虞清君在蒲團前跪下,眾人也紛紛隨她下跪,他們的嘴裡唸唸有詞,姜至陽聽不清,只當是許願了,嘴裡也含糊地說些什麼。
「願我們此行順利,平安回家。」
許完願,姜至陽還拜了拜,雖然不知道拜的是哪位神仙。
儀式做了許久,虞清君終於從隨行的匣子裡取出一個瓷瓶,躬身取滿一壺泉水,又小心安置好。那個瓷瓶看著眼熟,就像是巡遊賜藥時,插柳條的那個小瓶子……
原來所謂的賜藥,根本不過是灑了些泉水啊。
那些神乎其神的傳言竟然只有這樣一個樸素無趣的真相,要是鎮子上那群人知道了,也不知道他們還會不會跪得那樣虔誠。
整整一天,虞清君身邊都圍滿了人,姜至陽根本沒機會靠近,只有這短暫的晚餐時間,周身才清靜了些。
這個機會不錯。
他剛想邁步上前,屋裡又來人了,姜至陽只好收回了腳,稍稍端正站姿,長吁了一口氣。
「曼娘!」像是平靜湖水裡落入了一顆石子,濺起的水花又盪漾開無數漣漪,虞清君欣喜地起了身,還小跑了幾步去迎那位「曼娘」。

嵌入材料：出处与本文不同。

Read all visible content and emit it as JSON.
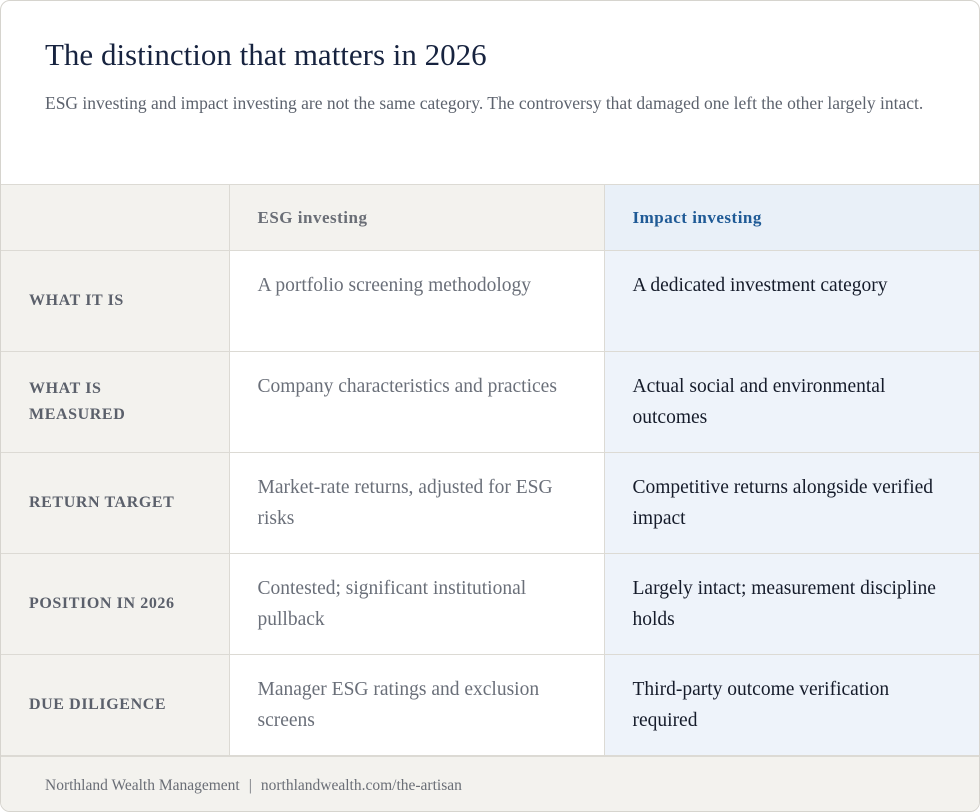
{
  "header": {
    "title": "The distinction that matters in 2026",
    "subtitle": "ESG investing and impact investing are not the same category. The controversy that damaged one left the other largely intact."
  },
  "table": {
    "columns": [
      "ESG investing",
      "Impact investing"
    ],
    "rows": [
      [
        "WHAT IT IS",
        "A portfolio screening methodology",
        "A dedicated investment category"
      ],
      [
        "WHAT IS MEASURED",
        "Company characteristics and practices",
        "Actual social and environmental outcomes"
      ],
      [
        "RETURN TARGET",
        "Market-rate returns, adjusted for ESG risks",
        "Competitive returns alongside verified impact"
      ],
      [
        "POSITION IN 2026",
        "Contested; significant institutional pullback",
        "Largely intact; measurement discipline holds"
      ],
      [
        "DUE DILIGENCE",
        "Manager ESG ratings and exclusion screens",
        "Third-party outcome verification required"
      ]
    ]
  },
  "footer": {
    "org": "Northland Wealth Management",
    "separator": "|",
    "url": "northlandwealth.com/the-artisan"
  }
}
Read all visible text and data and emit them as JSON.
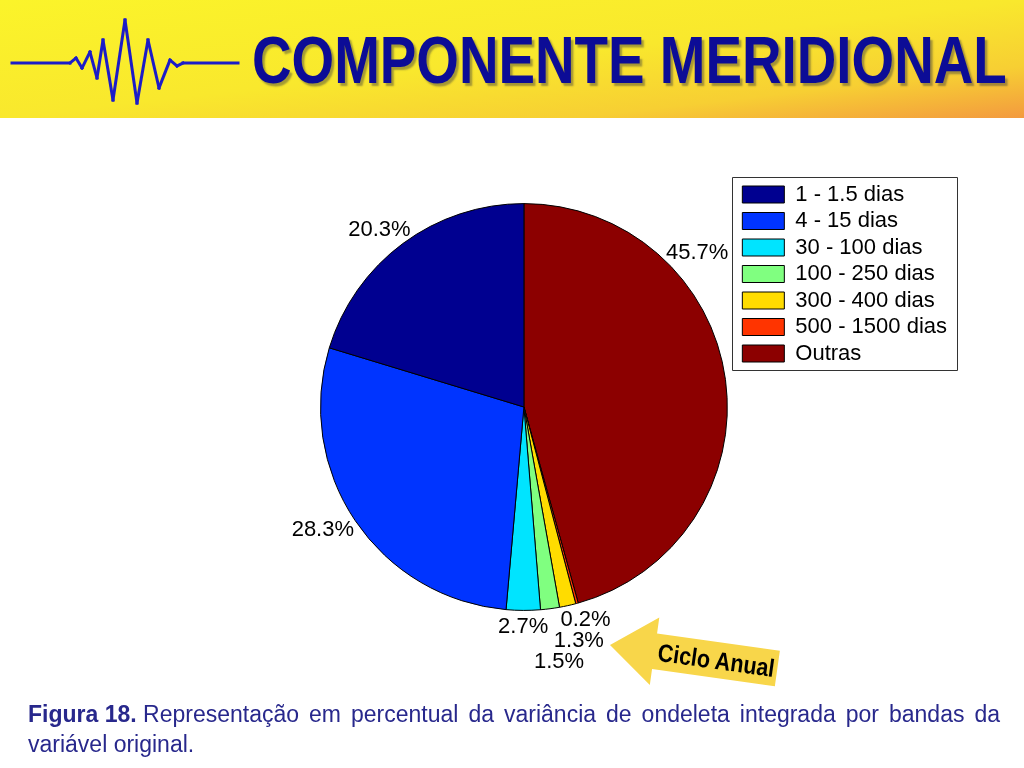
{
  "chart_data": {
    "type": "pie",
    "title": "COMPONENTE MERIDIONAL",
    "categories": [
      "1 - 1.5 dias",
      "4 - 15 dias",
      "30 - 100 dias",
      "100 - 250 dias",
      "300 - 400 dias",
      "500 - 1500 dias",
      "Outras"
    ],
    "values": [
      20.3,
      28.3,
      2.7,
      1.5,
      1.3,
      0.2,
      45.7
    ],
    "value_labels": [
      "20.3%",
      "28.3%",
      "2.7%",
      "1.5%",
      "1.3%",
      "0.2%",
      "45.7%"
    ],
    "colors": [
      "#000090",
      "#0034ff",
      "#00e4ff",
      "#80ff80",
      "#ffdc00",
      "#ff3400",
      "#8c0000"
    ],
    "legend": "top right",
    "annotations": [
      {
        "text": "Ciclo Anual",
        "x": "300 - 400 dias"
      },
      "Figura 18. Representação em percentual da variância de ondeleta integrada por bandas da variável original."
    ]
  }
}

姜至陽偷偷抬眼,那曼娘不就是早上見過的大管事嗎?心跳又開始沒出息地亂跳,握緊的拳頭暴露了他的緊張,他很清楚,眼前這個眼神犀利的女人才是真正不好惹的。
「這是誰?之前怎麼沒見過?」曼娘說。
姜至陽的身高放在女人堆裡,著實是過於顯眼。
「她叫陽兒,曼娘,我瞧著她感覺親切,可以許她做我的近身侍女嗎?」
面對虞清君的撒嬌,曼娘笑得寵溺,只是那個笑在姜至陽看來卻分外陰森,這人根本沒那麼簡單,說不定她就是那個壞人。
「囡囡,你是神女,當然想要什麼都可以了。」
囡囡?這老女人居然喚虞清君「囡囡」?之前只有虞父虞母喚過她這個稱呼啊!
偷偷地,姜至陽瞪了這個老女人一眼,狠狠發誓要揭穿她的真面目!
「什麼神女呀!」虞清君靠在曼孃的肩頭,很是親暱的樣子。「眾人拜我為觀音,我不過是個小女兒罷了,但是,他們因為我們的祈福好了病,如今生活得越來越幸福,囡囡真的很高興。」
「乖孩子,聽說,你今日午間都沒有用飯。」
「忙忘了,嘿嘿。」
「下次可不許了,好好吃飯,好好休息,你的幸福也很重要。」
「嗯嗯,曼娘最疼我了。」見虞清君笑得這樣歡喜,姜至陽心裡不免有點吃味,她居然對一個外人笑得這樣好看,他找了她那麼久,想念了她那麼久,但她連他的身份都沒認出來。
可惡!好可惡!
她們就像一對普通母女似的閒聊了許久,姜至陽站得腳脖子都疼了。終於在蠟燭燃了近半時,曼娘起身了,再次囑託虞清君今晚要早早休息,明日又到了巡遊的日子。
等曼娘走出了屋子,姜至陽才敢稍微鬆懈身上的力氣,腿上的肌肉也因為緊張變得又硬又酸。